You need to use rsync
rsync -av /path/to/localfile user@remotehost:/path/to/remotefile
or alternatively
rsync -av user@remotehost:/path/to/remotefile /path/to/localfile
On Friday, April 27, 2012 13:46:40 Michael Havens wrote:
thanks for the quick responses.... what I meant is like to have duplicate files on two systems and then make the files the same.
On Fri, Apr 27, 2012 at 1:07 PM, Carruth, Rusty <Rusty.Carruth@smartstoragesys.com> wrote:
Fast answer:
ssh me@foosystem ‘cat the_Remote_file’ >> localfile
Explanation:
On system ‘foosystem’ (as me), cat the file. On this system, append that stream of bytes to ‘localfile’.

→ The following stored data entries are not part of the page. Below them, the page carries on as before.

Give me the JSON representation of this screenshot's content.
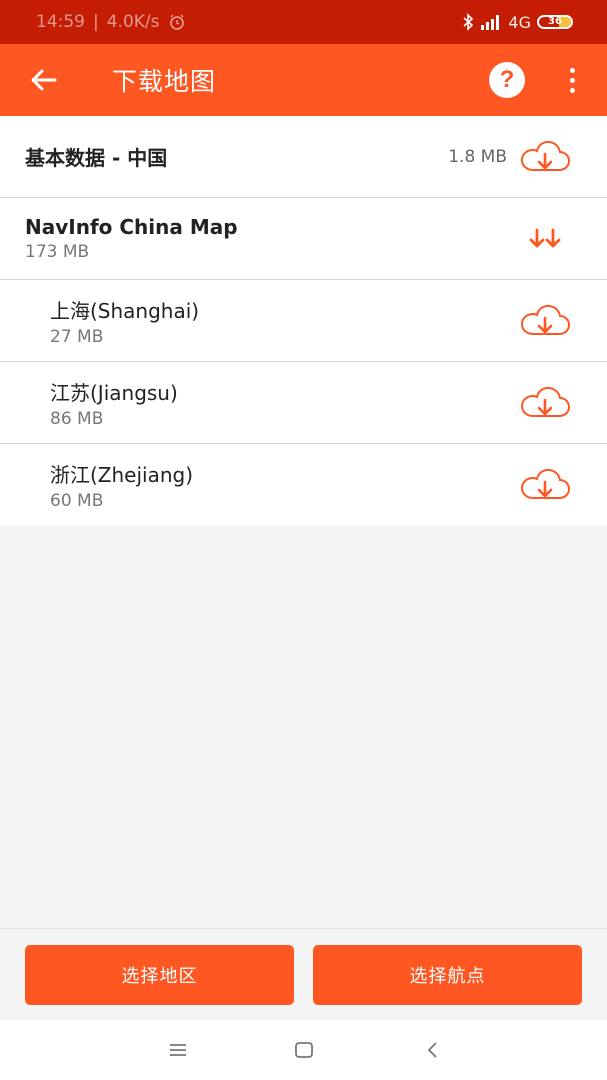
{
  "status_bar": {
    "time": "14:59",
    "separator": "|",
    "speed": "4.0K/s",
    "network": "4G",
    "battery": "36"
  },
  "app_bar": {
    "title": "下载地图",
    "help_label": "?"
  },
  "list": {
    "basic": {
      "title": "基本数据 - 中国",
      "size": "1.8 MB"
    },
    "group": {
      "title": "NavInfo China Map",
      "size": "173 MB"
    },
    "regions": [
      {
        "title": "上海(Shanghai)",
        "size": "27 MB"
      },
      {
        "title": "江苏(Jiangsu)",
        "size": "86 MB"
      },
      {
        "title": "浙江(Zhejiang)",
        "size": "60 MB"
      }
    ]
  },
  "buttons": {
    "select_region": "选择地区",
    "select_waypoint": "选择航点"
  },
  "colors": {
    "accent": "#ff5722",
    "status_bar": "#c41d03"
  }
}
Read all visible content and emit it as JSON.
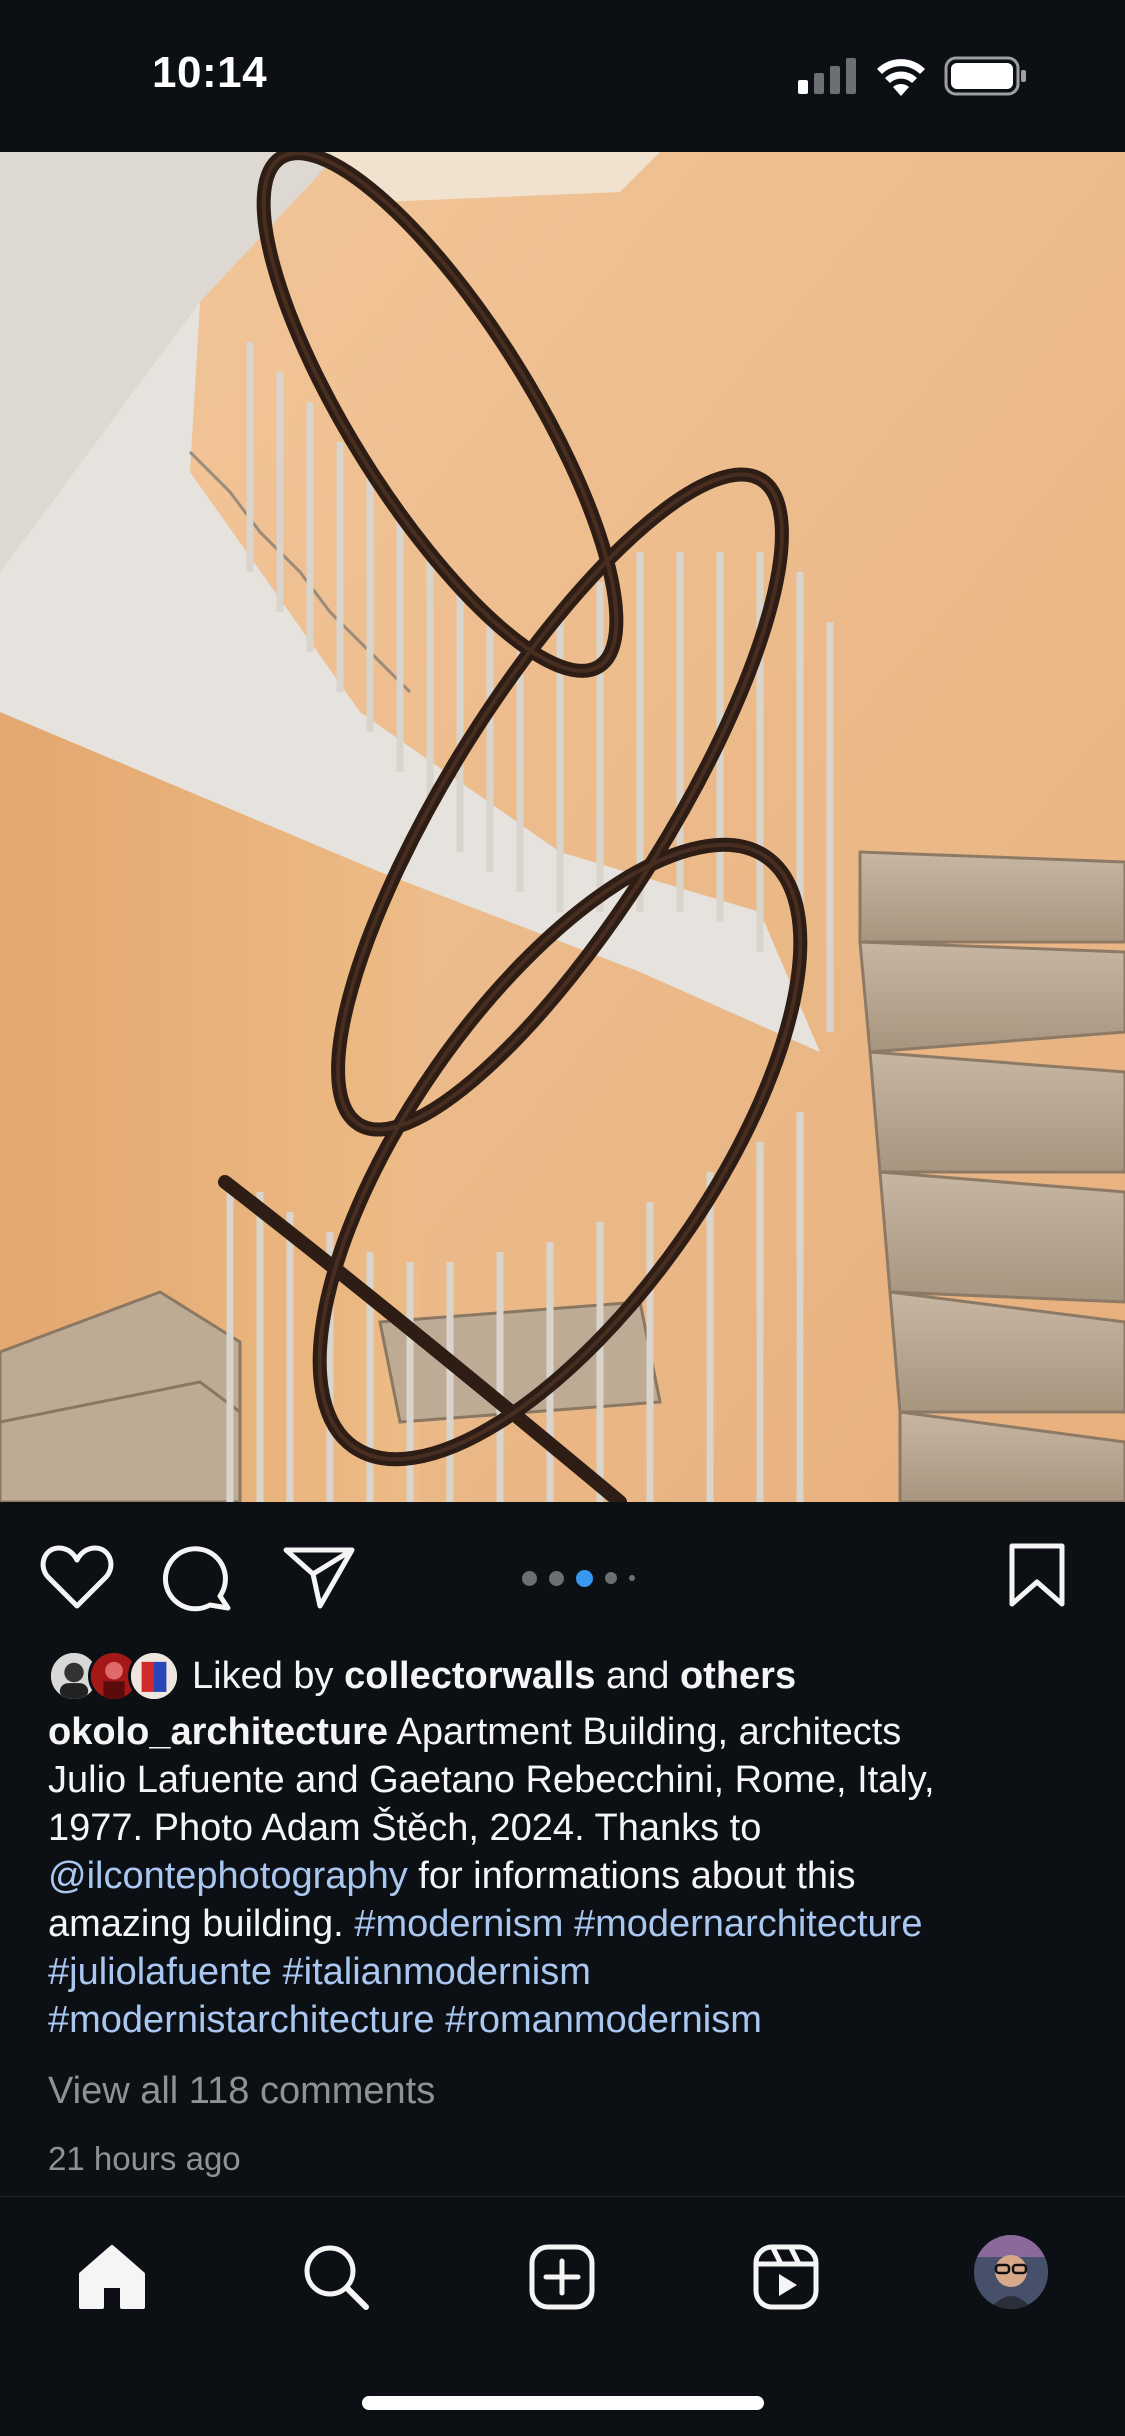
{
  "status_bar": {
    "time": "10:14"
  },
  "post": {
    "carousel": {
      "count": 5,
      "active_index": 2
    },
    "likes": {
      "prefix": "Liked by",
      "user": "collectorwalls",
      "connector": "and",
      "others": "others"
    },
    "caption": {
      "author": "okolo_architecture",
      "line1": "Apartment Building, architects",
      "line2": "Julio Lafuente and Gaetano Rebecchini, Rome, Italy,",
      "line3": "1977. Photo Adam Štěch, 2024. Thanks to",
      "mention": "@ilcontephotography",
      "line4_rest": "for informations about this",
      "line5_text": "amazing building.",
      "tag1": "#modernism",
      "tag2": "#modernarchitecture",
      "tag3": "#juliolafuente",
      "tag4": "#italianmodernism",
      "tag5": "#modernistarchitecture",
      "tag6": "#romanmodernism"
    },
    "view_comments": "View all 118 comments",
    "timestamp": "21 hours ago"
  },
  "colors": {
    "background": "#0c1014",
    "link": "#a9c7f0",
    "active_dot": "#3897f0",
    "muted_text": "#8e9296"
  },
  "icons": {
    "like": "heart-icon",
    "comment": "speech-bubble-icon",
    "share": "paper-plane-icon",
    "save": "bookmark-icon",
    "nav": [
      "home-icon",
      "search-icon",
      "create-icon",
      "reels-icon",
      "profile-avatar"
    ]
  }
}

Should you want to ‘tail –f’ the file on ‘foosystem’, change ‘cat’ to ‘tail –f’. (Or grep, or …)
Rusty
.
From: plug-discuss-bounces@lists.plug.phoenix.az.us [mailto:plug-discuss-bounces@lists.plug.phoenix.az.us] On Behalf Of Michael Havens
Sent: Friday, April 27, 2012 1:05 PM
To: Main PLUG discussion list
Subject: merge documents with scp
is there a way to tell scp to add any appended text to an existing document? (that's called 'merge', right?)